Retail

Defensive Stock... Bracing For Coca-Cola Earnings (KO, PEP)

coke-imageThursday morning we will get earnings from The Coca-Cola Company (NYSE: KO), and this will likely be the big set-up play for Friday’s Pepsico, Inc. (NYSE: PEP) earnings.  We have prepared a detailed  preview for Coca-Cola’s earnings.
Coca-Cola is expected to earn $0.61 EPS and $7.52 billion in revenue, according to First Call.  For the coming quarter estimates are for $0.66 EPS and $7.32 billion in revenue; and for fiscal-2009 the consensus estimates are $3.19 EPS and $33.07 billion in revenue.

Options traders appear to be prepared to a move of more than $1.50 in either direction.

Coca-Cola’s shares have fallen since Friday.  The stock is now trading within spitting distance of its lows of last October and November.  For whatever it is worth, the 5-year lows are between $38.00 and $39.00.

This is supposed to be one of the go-to defensive stocks.  Yet, most analysts have been backing off on their ratings.  The average target is around $52.00, 25% higher than today.  Long-term estimates have only come down marginally over the last 3 months.  That is odd considering that multi-nationals have been claiming the dollar’s strength is eating into profits from overseas operations.
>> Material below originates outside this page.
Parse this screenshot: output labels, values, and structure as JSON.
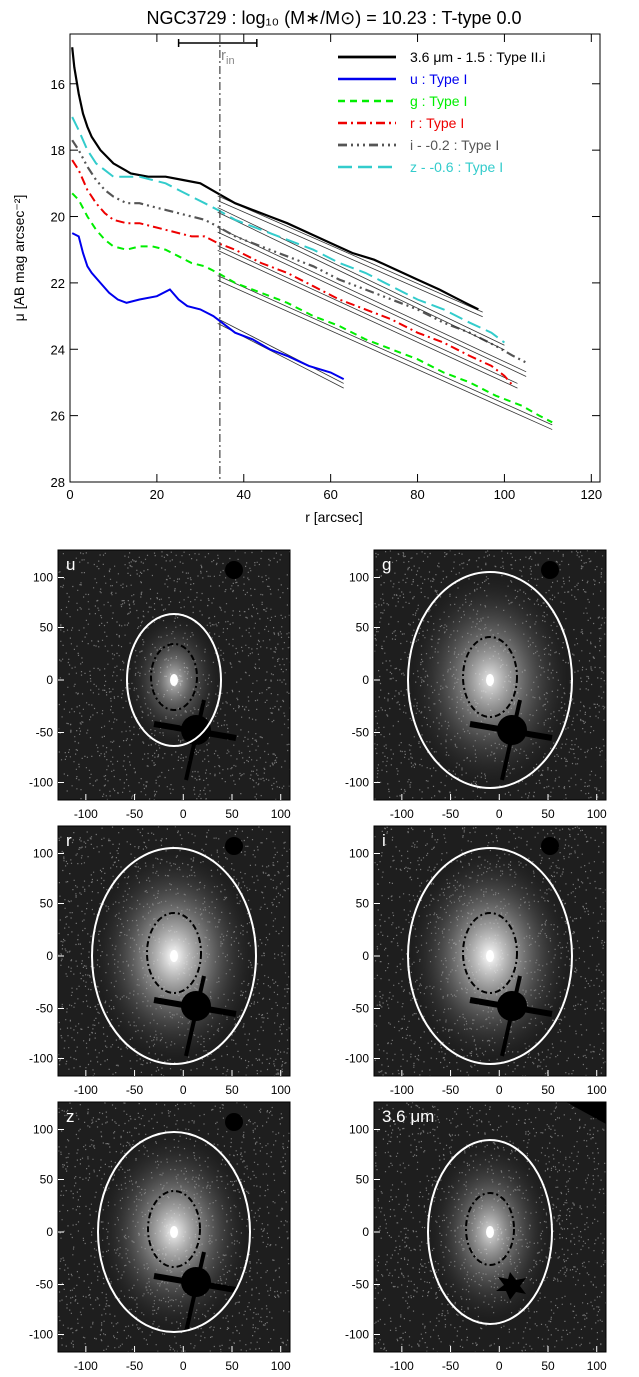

The latest data shows Coca-Cola trading at an expected 3.1-times 2008 revenue and 3-times expected 2009 revenue.  Coca-Cola also is valued at 13.9-times 2008 expected earnings and 13.6-times 2009 expected earnings.  Pepsi is valued at  14.6-times 2008 expected earnings and 13.9-times 2009 expected earnings.

These two are very similar but Pepsi has the snack food business that changes the mix.  Coca-Cola will likely influence what is expected from Pepsi on Friday.